- What classes should I take?
- How do I sign up for English and math assessment tests?
- Do I have to take PE?
- How do I know if the courses I’m taking transfer?
- What are units?
- How many units should I take?
- How many units must I take to be considered a full-time student?
- How many units should I take if I want to transfer in two years?
- What is the maximum number of units I can take?
- What if a class I want is closed?
- What is a priority number?
- How is my priority number determined?
- Can I retake the English and/or math assessment test?
- Can I enroll in a course if I have not met the prerequisite?
- How can I sign up for a class when I completed the prerequisite at another college?
- New students: After you complete the English and Math assessment tests, you need to attend a counselor-led new student orientation/group program planning session for assistance in selecting classes. See Counselor Tips on Choosing Classes Your First Semester for general advice.
- Continuing students: You are advised to make a counseling appointment to develop a Student Educational Plan (SEP) for a more individualized plan of classes.

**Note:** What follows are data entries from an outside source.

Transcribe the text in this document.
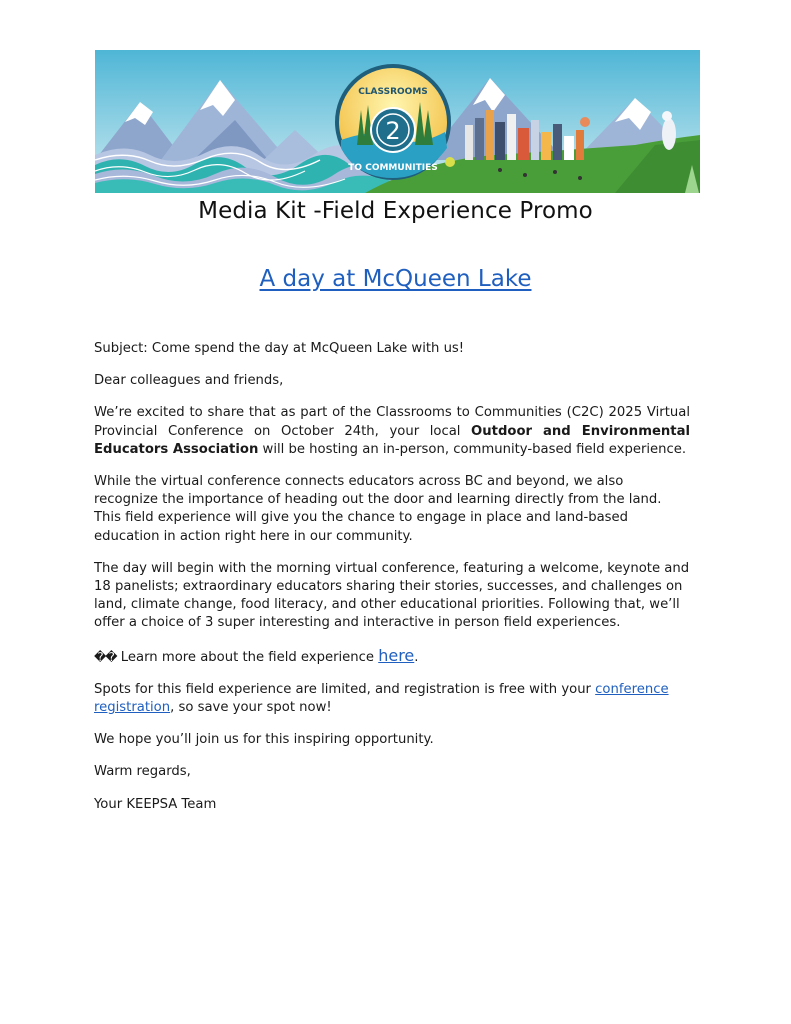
2
CLASSROOMS
TO COMMUNITIES
Media Kit -Field Experience Promo
A day at McQueen Lake

Subject: Come spend the day at McQueen Lake with us!

Dear colleagues and friends,

We’re excited to share that as part of the Classrooms to Communities (C2C) 2025 Virtual Provincial Conference on October 24th, your local Outdoor and Environmental Educators Association will be hosting an in-person, community-based field experience.

While the virtual conference connects educators across BC and beyond, we also recognize the importance of heading out the door and learning directly from the land. This field experience will give you the chance to engage in place and land-based education in action right here in our community.

The day will begin with the morning virtual conference, featuring a welcome, keynote and 18 panelists; extraordinary educators sharing their stories, successes, and challenges on land, climate change, food literacy, and other educational priorities. Following that, we’ll offer a choice of 3 super interesting and interactive in person field experiences.

�� Learn more about the field experience here.

Spots for this field experience are limited, and registration is free with your conference registration, so save your spot now!

We hope you’ll join us for this inspiring opportunity.

Warm regards,

Your KEEPSA Team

Answer: If you are planning on earning an associates degree at Las Positas College, you must take physical education. For an AA or AS degree, 1 unit of PE is required. Exemption is allowed for illness or physical disability by filing a physician's statement at the Admissions Office. Students who hold an AA/AS Degree or higher are also exempt from the PE requirement.
Answer: Check the course descriptions of the current class
schedule or college catalog. Courses that transfer to the University
of California will say “UC”. Courses that transfer
to the California State University will say “CSU”.
The transfer course lists below are also available in the counseling office, in the Transfer Center and online. The ASSIST website also includes courses that transfer.
Las Positas College also has transfer (articulation) agreements with some private colleges regarding course transferability. Please go to our Independent Colleges page or contact the Counseling Office for more information.
Answer: Units measure the total hours of a class during a semester. In most classes, the more hours you are in class, the more units you will earn for the course. Some exceptions: classes with labs, art studio courses, and PE classes.
Answer: There are many factors to consider when deciding how many units to enroll in including, but not limited to, the number of hours/week you work, motivation, academic skills, and study skills. One of the most important factors to consider is how many hours per week you work. A general rule of thumb is:
|If you work:||Enroll in no more than:|
|40 hours per week||6 units|
|30 hours||9 units|
|20 hours||12 units|
|5-15 hours||14-16 units|
Don’t forget to schedule time to study! For each unit you are enrolled in, you need to set aside about 2 hours of study time outside of class each week. Refer to Planning Your Schedule or consult with a counselor in making decisions on course loads.
Answer: A minimum of twelve units.
Answer: You need to enroll in an average of 15 units per semester of classes required for your degree in order to graduate and/or transfer in 2 years. Many students take longer than two years to graduate/transfer because they need to: work, improve basic academic skills, explore educational/career options, and/or have chosen college majors or transfer schools that have extensive course requirements.
Answer: You may not enroll in more than 18 semester units without the written approval of a counselor.
Answer: If possible, select an open section of the class you want or choose different open classes that will also satisfy degree requirements. If the closed class is your only option, attend the first day of class, and ask the instructor if they are adding students. If the instructor allows you into the class, he/she will give you an add authorization number which you can use to add the class on-line or in the admissions office. There are no guarantees that a walk-in student will be added to the class.
Answer: Continuing students are assigned a number used to determine registration dates and priority for adding classes. New students do not yet have a priority number.
Answer: Students who have completed the following have the highest priority numbers:
- The LPC English and math assessment tests
- The LPC orientation/group program planning session.
- Written a Student Educational Plan (SEP) with a counselor
Please see the current course schedule for a more detailed explanation of priority numbers. For exceptions to this process, please see a counselor and complete a Request to Review Priority Registration Status. If approved, the updated, new priority number may take several weeks or more to affect your priority registration date.
Answer: Yes, but you must either wait 6 months from the last time you took the test or ask for special approval. You must see a counselor to discuss your reasons for retaking the assessment and complete an Assessment Challenge Petition that will be submitted to an administrator for final approval. The approval process can take up to 2 weeks.
Q: Can I enroll in a course if I have not met the prerequisite?
Answer: You must meet with a counselor to discuss the process and complete the appropriate form:
- Course Prerequisite Challenge
- Instructor Initiated Course Prerequisite Challenge
Students who want to challenge a course prerequisite must be able to provide documentation (transcripts, letters of recommendation, etc.) to the academic department that they have legitimate grounds to enroll in their course despite not meeting the prerequisite. You can enroll in a course without meeting the prerequisite only with the final approval of the Las Positas College academic department in which the course is taught.
Answer: You must meet with a counselor and complete a Course Prerequisite Verification (override) form. In order to do so, you need to bring documentation (unofficial or official transcripts, grade report, etc.) that you completed the course equivalent to the LPC prerequisite. You need to be prepared to provide course descriptions for courses taken at private or out-of-state colleges.